Given the observed trade-offs between tourism urbanization and ecosystem services (ESs), targeted policy interventions are essential for achieving sustainable development. This study identifies several key strategies: (1) Green Infrastructure Development. In high-urbanization zones, such as the Shandong Peninsula and Guanzhong Plain, expanding urban green spaces and implementing wetland restoration projects could mitigate declines in ESs, particularly in cultural services (CS) and habitat quality (HQ)61. (2) Differentiated Land-Use Regulations. In areas with medium coordination, such as the Loess Plateau, adaptive zoning policies that restrict construction in high-erosion risk regions could enhance ES resilience while supporting tourism growth54. (3) Ecological Compensation Mechanisms. Implementing regional ecological compensation programs could balance resource demands, ensuring that the degradation of ESs driven by urbanization is offset by conservation investments10. By aligning these strategies with global sustainability initiatives, such as the UN Decade on Ecosystem Restoration, the Yellow River Basin (YRB) provides a valuable case study for integrating tourism-driven growth with ecological stewardship, offering insights for other fragile basins worldwide62.

Conclusion

The spatiotemporal interplay between tourism urbanization and ecosystem services (ESs) in the Yellow River Basin (YRB) is characterized by pronounced spatial polarization and declining coupling coordination degrees (CCD), as revealed through integrated entropy-InVEST modeling (Figs. 2, 3, 4, 5, 6, 7, 8 and 9). Key findings include:

(1) Asymmetric land-use transitions Construction land expanded by 1.95 × 104 km2 (2000–2020) at the expense of cropland and grassland (Fig. 3), driving a 12.96% CCD decline between tourism urbanization and carbon sequestration (Fig. 9d).

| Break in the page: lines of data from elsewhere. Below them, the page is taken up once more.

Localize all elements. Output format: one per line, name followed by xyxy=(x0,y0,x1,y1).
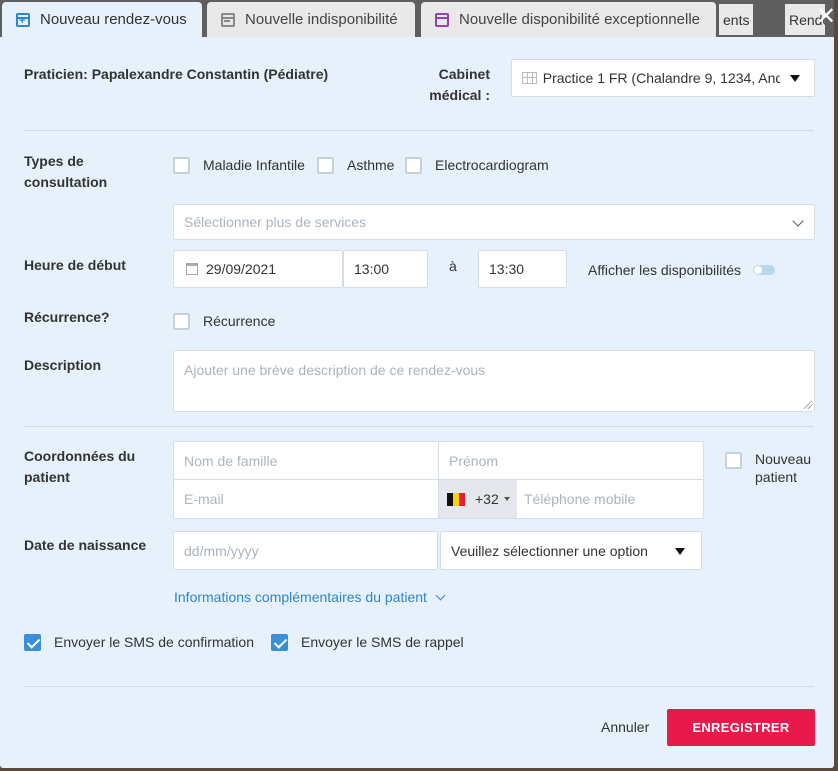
tab-bar: + Nouveau rendez-vous Nouvelle indisponi… xyxy=(0,0,834,37)
checkbox-asthme[interactable] xyxy=(317,157,334,174)
tab-hidden-1[interactable]: ents xyxy=(719,4,754,35)
more-patient-info-link[interactable]: Informations complémentaires du patient xyxy=(174,589,446,605)
belgium-flag-icon xyxy=(447,492,465,506)
checkbox-new-patient[interactable] xyxy=(725,452,742,469)
cabinet-label: Cabinet médical : xyxy=(429,66,490,103)
chevron-down-icon xyxy=(435,590,446,601)
resize-handle-icon xyxy=(804,401,812,409)
country-code-selector[interactable]: +32 xyxy=(439,480,517,518)
sms-confirmation-label: Envoyer le SMS de confirmation xyxy=(54,634,254,650)
checkbox-recurrence[interactable] xyxy=(173,313,190,330)
patient-details-label: Coordonnées du patient xyxy=(24,448,136,485)
availability-toggle[interactable] xyxy=(753,265,775,275)
tab-new-unavailability[interactable]: Nouvelle indisponibilité xyxy=(207,2,415,37)
time-separator: à xyxy=(449,258,457,274)
calendar-icon xyxy=(435,12,449,27)
recurrence-checkbox-label: Récurrence xyxy=(203,313,276,329)
sms-reminder-label: Envoyer le SMS de rappel xyxy=(301,634,464,650)
checkbox-sms-confirmation[interactable] xyxy=(24,634,41,651)
gender-select[interactable]: Veuillez sélectionner une option xyxy=(440,531,702,570)
caret-down-icon xyxy=(790,75,800,82)
birth-date-input[interactable]: dd/mm/yyyy xyxy=(173,531,438,570)
start-date-input[interactable]: 29/09/2021 xyxy=(173,250,343,288)
birth-date-label: Date de naissance xyxy=(24,537,147,553)
recurrence-label: Récurrence? xyxy=(24,309,110,325)
new-appointment-modal: + Nouveau rendez-vous Nouvelle indisponi… xyxy=(0,0,834,768)
checkbox-sms-reminder[interactable] xyxy=(271,634,288,651)
divider xyxy=(24,426,814,427)
more-services-select[interactable]: Sélectionner plus de services xyxy=(173,204,815,240)
calendar-icon xyxy=(186,263,198,275)
tab-new-appointment[interactable]: + Nouveau rendez-vous xyxy=(2,2,202,37)
chevron-down-icon xyxy=(792,215,804,227)
option-label: Maladie Infantile xyxy=(203,157,305,173)
practitioner-label: Praticien: Papalexandre Constantin (Pédi… xyxy=(24,66,329,82)
save-button[interactable]: ENREGISTRER xyxy=(667,709,815,746)
caret-down-icon xyxy=(503,497,510,501)
checkbox-electrocardiogram[interactable] xyxy=(405,157,422,174)
last-name-input[interactable]: Nom de famille xyxy=(173,441,439,480)
tab-new-exceptional-availability[interactable]: Nouvelle disponibilité exceptionnelle xyxy=(421,2,716,37)
option-label: Asthme xyxy=(347,157,395,173)
option-label: Electrocardiogram xyxy=(435,157,549,173)
caret-down-icon xyxy=(675,548,685,555)
availability-label: Afficher les disponibilités xyxy=(588,262,742,278)
calendar-plus-icon: + xyxy=(16,12,30,27)
email-input[interactable]: E-mail xyxy=(173,479,439,519)
first-name-input[interactable]: Prénom xyxy=(438,441,704,480)
description-textarea[interactable]: Ajouter une brève description de ce rend… xyxy=(173,350,815,412)
phone-input[interactable]: +32 Téléphone mobile xyxy=(438,479,704,519)
divider xyxy=(24,130,814,131)
cabinet-select[interactable]: Practice 1 FR (Chalandre 9, 1234, Andon) xyxy=(511,59,815,97)
divider xyxy=(24,686,814,687)
calendar-minus-icon xyxy=(221,12,235,27)
start-time-label: Heure de début xyxy=(24,257,126,273)
checkbox-maladie-infantile[interactable] xyxy=(173,157,190,174)
new-patient-label: Nouveau patient xyxy=(755,451,812,485)
grid-icon xyxy=(522,72,537,84)
end-time-input[interactable]: 13:30 xyxy=(478,250,567,288)
close-icon[interactable]: ✕ xyxy=(814,5,834,30)
cancel-button[interactable]: Annuler xyxy=(601,717,649,737)
consultation-types-label: Types de consultation xyxy=(24,153,108,190)
description-label: Description xyxy=(24,357,102,373)
start-time-input[interactable]: 13:00 xyxy=(343,250,428,288)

(2) Subsystem asynchronicity Urbanization and eco-environmental subsystems achieved 68% and 72% of their potential, respectively, while the tourism subsystem lagged at 43% (Fig. 4a), reflecting policy-driven imbalances in resource allocation.

(3) Transitional zone resilience Despite intensive urbanization, the Guanzhong Plain maintained stable CCD (0.58 ± 0.07; Fig. 9d), suggesting thresholds for sustainable transitions in ecologically vulnerable regions.

These findings extend coupling coordination theory by identifying spatial heterogeneity as a critical mediator of tourism-ES interactions, contrasting with Mediterranean models where policy inertia perpetuates imbalances2,19. The proposed three-tier governance framework—prioritizing green infrastructure in high-coordination zones (CCD ≥ 0.55), ecological compensation in transitional areas (0.35 ≤ CCD < 0.55), and slope-based restrictions in fragile regions (CCD < 0.35) —provides a replicable model for balancing growth and ecology in global river basins. For instance, the Shandong Peninsula’s wetland restoration strategy mirrors the Mississippi River Basin’s floodplain management63, while the Loess Plateau’s slope restrictions align with Nepal’s landslide mitigation policies64. This framework’s emphasis on tourism-specific pressures complements the EU’s Water Framework Directive65, which focuses on industrial and agricultural impacts, thereby addressing a critical gap in basin-scale ES management.

Several limitations warrant attention. First, municipal-scale data, while critical for regional policy alignment, may spatially average fine-grained ES variations (e.g., wetland fragmentation in the Yellow River Delta)66, leading to underestimated local trade-offs—a issue similarly noted in the Mekong Basin’s ES assessments67. Second, the exclusion of cultural services (e.g., recreational aesthetics) limits holistic CCD evaluation, contrasting with integrated frameworks like the UK National Ecosystem Assessment68. Third, our model’s assumption of linear urbanization-ES interactions diverges from threshold-based approaches in socio-ecological resilience studies69, potentially oversimplifying feedbacks in fragile landscapes. Future work should integrate high-resolution remote sensing and dynamic system models to resolve these gaps.